"We've seen tremendous interest in South America," said Colin Dyer, JLL's president and CEO. "South America is offering increasing levels of economic growth, and with it, increasing levels of returns in real estate."

Though all of the markets in Latin America are different, they do share some common recent traits. Many of those countries are newly politically stable, their currencies have improved from levels of prior years, infrastructures are being updated and there is increasing market transparency.

Plus, having not generated the buzz of places like China and India helps. "There's still a possibility to compete in a market that is not as investor crowded," said Pedro Azcué, president and CEO of JLL Latin America.

Mexico and Brazil are two economies that investors can not ignore, speakers said.

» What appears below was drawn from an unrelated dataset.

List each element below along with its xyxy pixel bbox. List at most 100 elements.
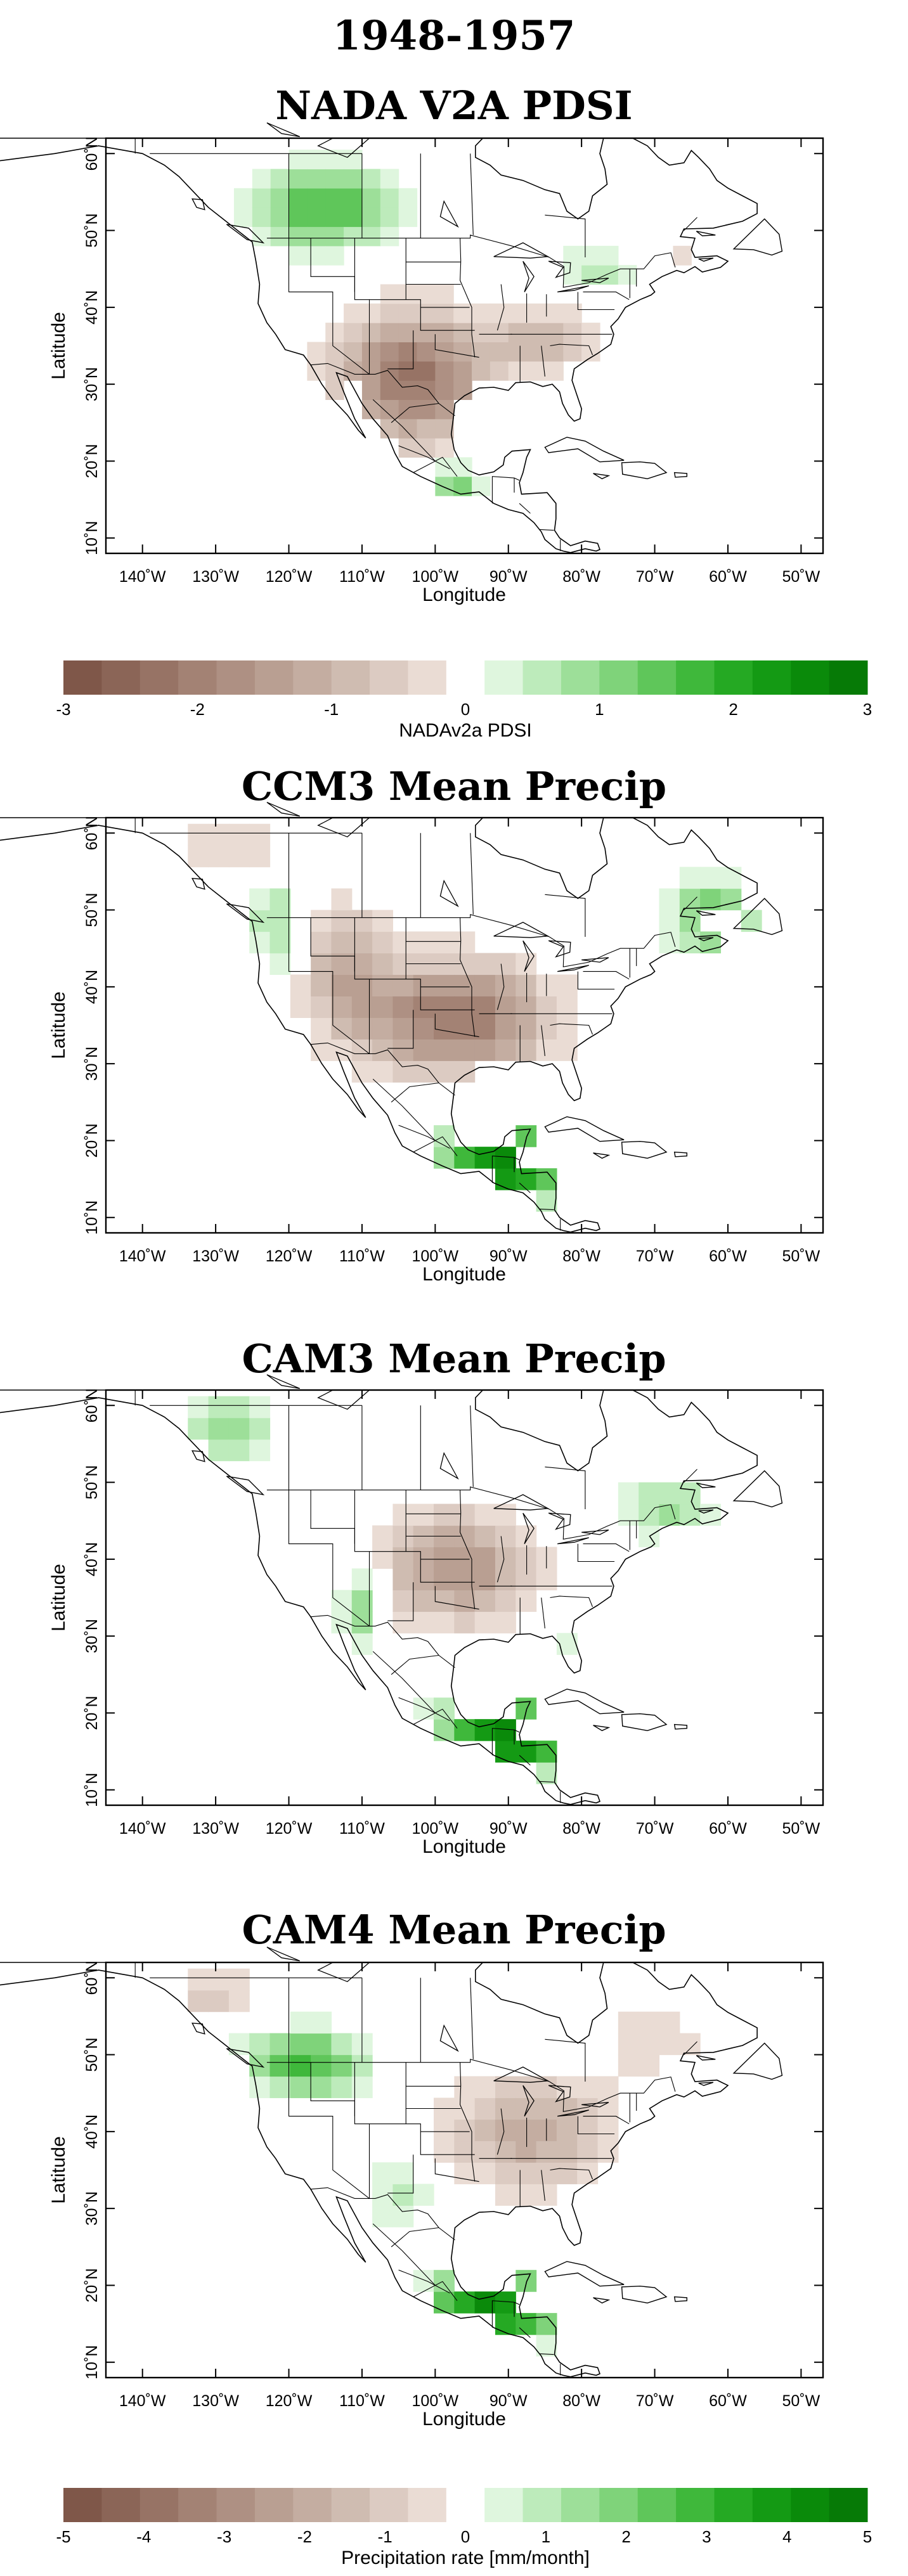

Mexico City, for example, has about 20 million people in its metropolitan area, but its office market is only the size of Boston's. Brazil is the fifth largest country in the world but only 30 industrial properties there are considered class A. And all of South America in under-retailed, speakers said.

That does not mean that some markets don't come without certain barriers. In Argentina and other countries, a few owners control many of the class A office and retail assets and are unlikely to sell any time soon because vacancy rates are low. However, there is ample opportunity to develop new properties.

Speakers stressed that those interested in investing in the region should: know the market where they will invest, find good local development and legal partners and identify and exit strategy.